At the top of Athens’ list should be the creation of a genuinely independent tax authority. The last government, led by Antonis Samaras, sacked the authority’s boss. Buttressing it with strong legal safeguards would show that Mr. Tsipras was serious about tackling tax evasion.
The prime minister should also promise to remove tax and social security privileges enjoyed by the rich. For example, judges, generals and senior civil servants should have to wait for their pensions as long as ordinary people.
Similarly, the Greek Orthodox church should lose its exemptions from the country’s unpopular property tax. Nor should the government continue to pay for priests’ pensions and salaries. The church should offer to fund them itself.
Mr. Tsipras should also revive an idea, discarded by Mr. Samaras, to tax the country’s rich ship owners. It is astonishing that they slip through the tax net.

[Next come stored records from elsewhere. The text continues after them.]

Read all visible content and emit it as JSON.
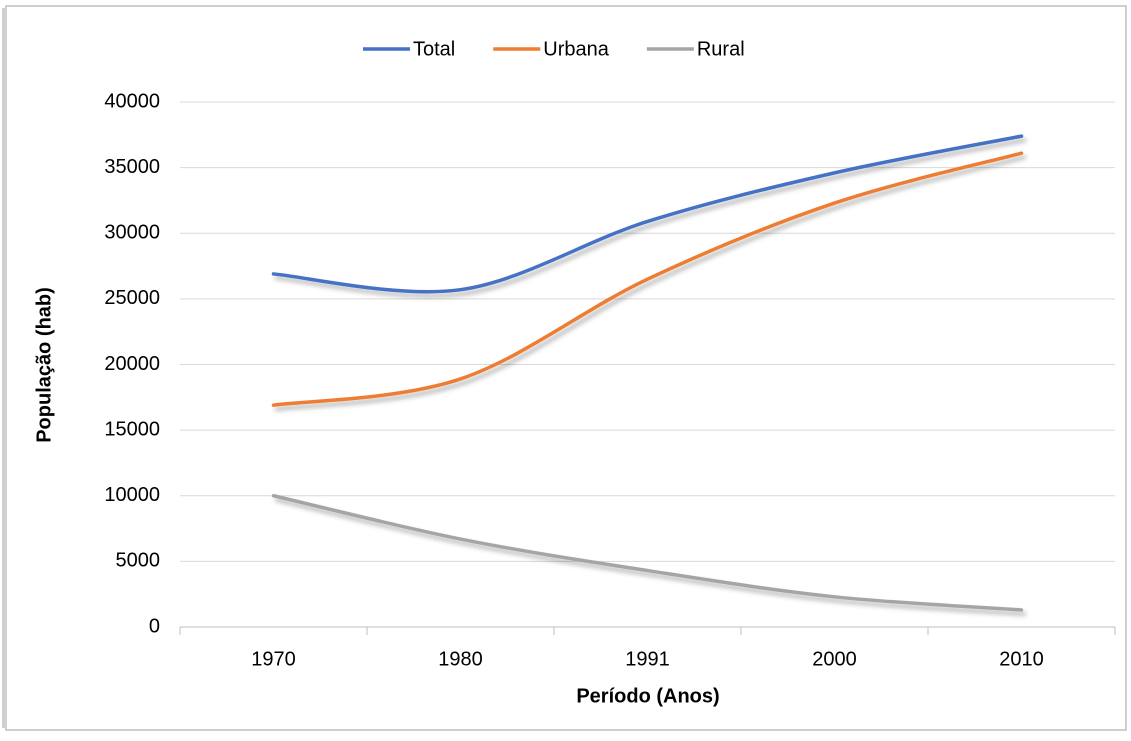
{
  "chart_data": {
    "type": "line",
    "categories": [
      "1970",
      "1980",
      "1991",
      "2000",
      "2010"
    ],
    "series": [
      {
        "name": "Total",
        "color": "#4472c4",
        "values": [
          26900,
          25700,
          30900,
          34600,
          37400
        ]
      },
      {
        "name": "Urbana",
        "color": "#ed7d31",
        "values": [
          16900,
          18900,
          26500,
          32300,
          36100
        ]
      },
      {
        "name": "Rural",
        "color": "#a5a5a5",
        "values": [
          10000,
          6700,
          4300,
          2300,
          1300
        ]
      }
    ],
    "ylim": [
      0,
      40000
    ],
    "yticks": [
      0,
      5000,
      10000,
      15000,
      20000,
      25000,
      30000,
      35000,
      40000
    ],
    "xlabel": "Período (Anos)",
    "ylabel": "População (hab)",
    "grid": true,
    "legend": "top",
    "smooth": true
  }
}
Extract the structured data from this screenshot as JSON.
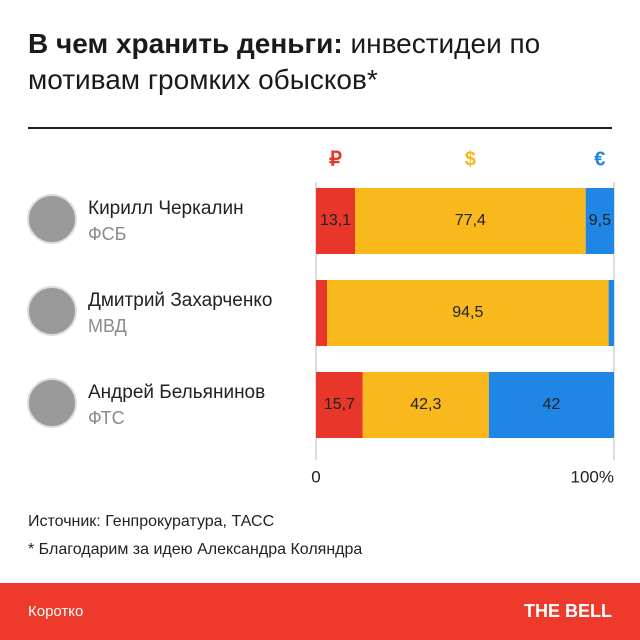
{
  "chart_data": {
    "type": "stacked-bar-horizontal",
    "title": "В чем хранить деньги:",
    "subtitle": "инвестидеи по мотивам громких обысков*",
    "categories": [
      "Кирилл Черкалин",
      "Дмитрий Захарченко",
      "Андрей Бельянинов"
    ],
    "category_subtitles": [
      "ФСБ",
      "МВД",
      "ФТС"
    ],
    "series": [
      {
        "name": "₽",
        "color": "#e8372a",
        "values": [
          13.1,
          3.7,
          15.7
        ],
        "value_labels": [
          "13,1",
          null,
          "15,7"
        ]
      },
      {
        "name": "$",
        "color": "#f9b81b",
        "values": [
          77.4,
          94.5,
          42.3
        ],
        "value_labels": [
          "77,4",
          "94,5",
          "42,3"
        ]
      },
      {
        "name": "€",
        "color": "#1f86e6",
        "values": [
          9.5,
          1.8,
          42
        ],
        "value_labels": [
          "9,5",
          null,
          "42"
        ]
      }
    ],
    "xlim": [
      0,
      100
    ],
    "xticks": [
      0,
      {
        "value": 100,
        "label": "100%"
      }
    ],
    "source": "Источник: Генпрокуратура, ТАСС",
    "note": "* Благодарим за идею Александра Коляндра",
    "footer": "Коротко",
    "brand": "THE BELL"
  }
}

Next on Athens’ list should be liberalizing markets, which are still gummed up by restrictive practices. This would attract investment and give consumers a better deal. 
Mr. Tsipras should also set up a “bad bank” along the lines of what Spain and Ireland have done successfully. Separating nonperforming loans would not just free the banks to provide credit to the economy, it could also help clear up corruption, as many of the bad loans are provided to oligarchs who are clever at pressuring the banks not to foreclose on them. 

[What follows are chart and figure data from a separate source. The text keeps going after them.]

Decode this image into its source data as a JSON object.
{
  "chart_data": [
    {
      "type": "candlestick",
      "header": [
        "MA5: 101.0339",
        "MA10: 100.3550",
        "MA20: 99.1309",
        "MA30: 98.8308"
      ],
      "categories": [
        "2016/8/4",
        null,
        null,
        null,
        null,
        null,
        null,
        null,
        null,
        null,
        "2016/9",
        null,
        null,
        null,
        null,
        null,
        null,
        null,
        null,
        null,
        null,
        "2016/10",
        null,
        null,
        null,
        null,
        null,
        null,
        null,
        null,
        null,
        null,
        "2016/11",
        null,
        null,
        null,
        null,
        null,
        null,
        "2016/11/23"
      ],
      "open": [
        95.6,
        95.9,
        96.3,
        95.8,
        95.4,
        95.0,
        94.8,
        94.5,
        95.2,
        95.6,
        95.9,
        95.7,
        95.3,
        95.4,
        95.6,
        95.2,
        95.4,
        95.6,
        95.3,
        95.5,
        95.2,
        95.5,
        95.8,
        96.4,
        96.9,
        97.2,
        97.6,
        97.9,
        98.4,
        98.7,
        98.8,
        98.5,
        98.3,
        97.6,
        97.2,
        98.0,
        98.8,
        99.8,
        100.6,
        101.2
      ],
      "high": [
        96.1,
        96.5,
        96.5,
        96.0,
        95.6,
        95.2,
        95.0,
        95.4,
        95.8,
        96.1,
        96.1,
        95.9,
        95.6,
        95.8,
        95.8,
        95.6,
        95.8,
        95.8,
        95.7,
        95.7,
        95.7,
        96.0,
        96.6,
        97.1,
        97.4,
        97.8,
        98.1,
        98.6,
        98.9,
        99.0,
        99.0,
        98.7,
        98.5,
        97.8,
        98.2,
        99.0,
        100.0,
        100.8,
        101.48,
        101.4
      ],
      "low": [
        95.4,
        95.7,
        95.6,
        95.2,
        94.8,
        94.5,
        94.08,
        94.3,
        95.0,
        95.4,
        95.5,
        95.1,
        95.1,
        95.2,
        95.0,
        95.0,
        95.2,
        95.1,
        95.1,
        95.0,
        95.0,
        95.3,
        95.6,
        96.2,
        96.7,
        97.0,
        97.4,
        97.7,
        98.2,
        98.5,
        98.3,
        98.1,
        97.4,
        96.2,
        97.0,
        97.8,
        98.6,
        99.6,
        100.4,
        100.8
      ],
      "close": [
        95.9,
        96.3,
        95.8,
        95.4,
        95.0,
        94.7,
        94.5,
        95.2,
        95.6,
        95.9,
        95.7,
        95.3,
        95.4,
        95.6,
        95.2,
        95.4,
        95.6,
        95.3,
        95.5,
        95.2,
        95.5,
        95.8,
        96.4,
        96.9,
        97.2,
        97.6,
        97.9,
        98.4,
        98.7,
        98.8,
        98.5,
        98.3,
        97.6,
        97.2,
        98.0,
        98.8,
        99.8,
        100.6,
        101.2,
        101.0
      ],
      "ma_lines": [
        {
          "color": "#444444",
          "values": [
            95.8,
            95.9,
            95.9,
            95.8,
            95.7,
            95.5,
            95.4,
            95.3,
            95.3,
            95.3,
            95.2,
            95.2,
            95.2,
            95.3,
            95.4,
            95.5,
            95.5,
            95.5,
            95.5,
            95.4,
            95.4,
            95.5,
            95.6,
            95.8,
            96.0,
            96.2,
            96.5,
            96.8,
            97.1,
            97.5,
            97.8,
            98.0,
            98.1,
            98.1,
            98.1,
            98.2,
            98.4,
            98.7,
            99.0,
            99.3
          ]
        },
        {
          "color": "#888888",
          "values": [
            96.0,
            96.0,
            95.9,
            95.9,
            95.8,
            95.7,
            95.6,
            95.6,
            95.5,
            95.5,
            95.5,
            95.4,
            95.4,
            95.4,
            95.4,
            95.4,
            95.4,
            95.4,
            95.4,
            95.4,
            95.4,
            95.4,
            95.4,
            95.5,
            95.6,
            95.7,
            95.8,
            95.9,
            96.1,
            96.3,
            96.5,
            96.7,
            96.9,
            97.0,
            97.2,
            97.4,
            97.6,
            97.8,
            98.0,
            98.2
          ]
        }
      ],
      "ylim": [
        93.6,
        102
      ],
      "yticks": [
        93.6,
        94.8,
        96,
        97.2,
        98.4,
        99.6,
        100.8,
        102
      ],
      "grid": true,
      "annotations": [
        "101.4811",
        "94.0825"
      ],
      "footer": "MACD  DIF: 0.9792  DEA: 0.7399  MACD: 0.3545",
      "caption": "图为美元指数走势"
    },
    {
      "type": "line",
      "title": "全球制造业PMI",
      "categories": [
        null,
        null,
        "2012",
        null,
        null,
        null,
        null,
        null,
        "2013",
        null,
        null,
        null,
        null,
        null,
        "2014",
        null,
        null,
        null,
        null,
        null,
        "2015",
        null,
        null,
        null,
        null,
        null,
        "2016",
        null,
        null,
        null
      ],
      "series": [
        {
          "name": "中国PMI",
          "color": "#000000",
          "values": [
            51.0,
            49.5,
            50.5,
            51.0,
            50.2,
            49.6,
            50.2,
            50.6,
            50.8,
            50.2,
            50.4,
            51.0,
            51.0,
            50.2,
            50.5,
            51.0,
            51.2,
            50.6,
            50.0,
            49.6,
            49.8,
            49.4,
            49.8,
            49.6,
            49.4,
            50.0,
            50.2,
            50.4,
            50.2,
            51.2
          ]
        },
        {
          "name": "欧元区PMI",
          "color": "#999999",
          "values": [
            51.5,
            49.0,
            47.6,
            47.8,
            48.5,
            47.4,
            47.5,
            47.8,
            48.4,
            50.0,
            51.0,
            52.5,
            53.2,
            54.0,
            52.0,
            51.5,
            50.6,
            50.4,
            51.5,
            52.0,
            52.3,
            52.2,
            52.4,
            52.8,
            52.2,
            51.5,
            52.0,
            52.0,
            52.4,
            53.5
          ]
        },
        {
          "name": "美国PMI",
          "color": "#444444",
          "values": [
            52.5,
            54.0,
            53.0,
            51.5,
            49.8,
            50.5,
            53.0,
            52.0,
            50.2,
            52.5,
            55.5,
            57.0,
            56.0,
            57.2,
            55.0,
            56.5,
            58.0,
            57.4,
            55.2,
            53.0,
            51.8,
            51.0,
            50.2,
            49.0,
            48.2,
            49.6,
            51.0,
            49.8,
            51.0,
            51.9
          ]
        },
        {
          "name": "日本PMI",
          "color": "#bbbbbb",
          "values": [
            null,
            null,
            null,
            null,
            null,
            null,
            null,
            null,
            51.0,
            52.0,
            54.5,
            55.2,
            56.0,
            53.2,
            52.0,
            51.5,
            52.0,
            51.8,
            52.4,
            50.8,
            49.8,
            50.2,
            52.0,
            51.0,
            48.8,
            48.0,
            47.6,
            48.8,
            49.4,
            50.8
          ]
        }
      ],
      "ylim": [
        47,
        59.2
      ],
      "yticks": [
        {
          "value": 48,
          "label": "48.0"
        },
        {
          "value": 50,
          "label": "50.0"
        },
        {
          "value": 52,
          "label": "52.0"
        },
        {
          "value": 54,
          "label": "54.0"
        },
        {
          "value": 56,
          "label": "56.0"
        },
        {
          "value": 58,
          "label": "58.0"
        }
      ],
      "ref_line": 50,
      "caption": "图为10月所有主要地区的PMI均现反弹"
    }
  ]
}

There is understandably some fear that a bad bank could end up as a backdoor means of helping corrupt businesses, by writing down their loans while letting their current owners stay in control. 
Greece’s creditors have the country on a short leash. They have not said how they will provide Athens with the money to stop its going bust next month. They have dangled the possibility of relaxing the punishing fiscal austerity but haven’t said by how much. 
If Mr. Tsipras can surprise his eurozone partners with radical reforms, they will be more willing to find Athens the cash to avoid bankruptcy, probably by letting it sell more short-term treasury bills to its banks. They will be more likely to relax the fiscal squeeze, allowing the government to fund some of its more pressing antipoverty policies. They will also be more amenable to relieving Greece’s vast debt burden, an idea currently on the back burner. 
It will not be easy for Mr. Tsipras to do all this, both because of his far left colleagues and vested interests that support his party. But he is popular enough to do this, especially if he secures a new mandate with a referendum or a second election. Now is the time to break with factions and side decisively with the Greek people.
This is the classic "triangulation" move from the neoliberal playbook perfected by both Bill Clinton and Tony Blair. Run against your own party. It is not going to work here. Syriza, like Podemos, is a recent political formulation, which means it is still connected to the rank and file. Tsipras couldn't split his own party without it collapsing.

Which means a Grexident is not out of the question at this point, though, like Yves Smith, I don't see how the neoliberal can does keep getting kicked down the road.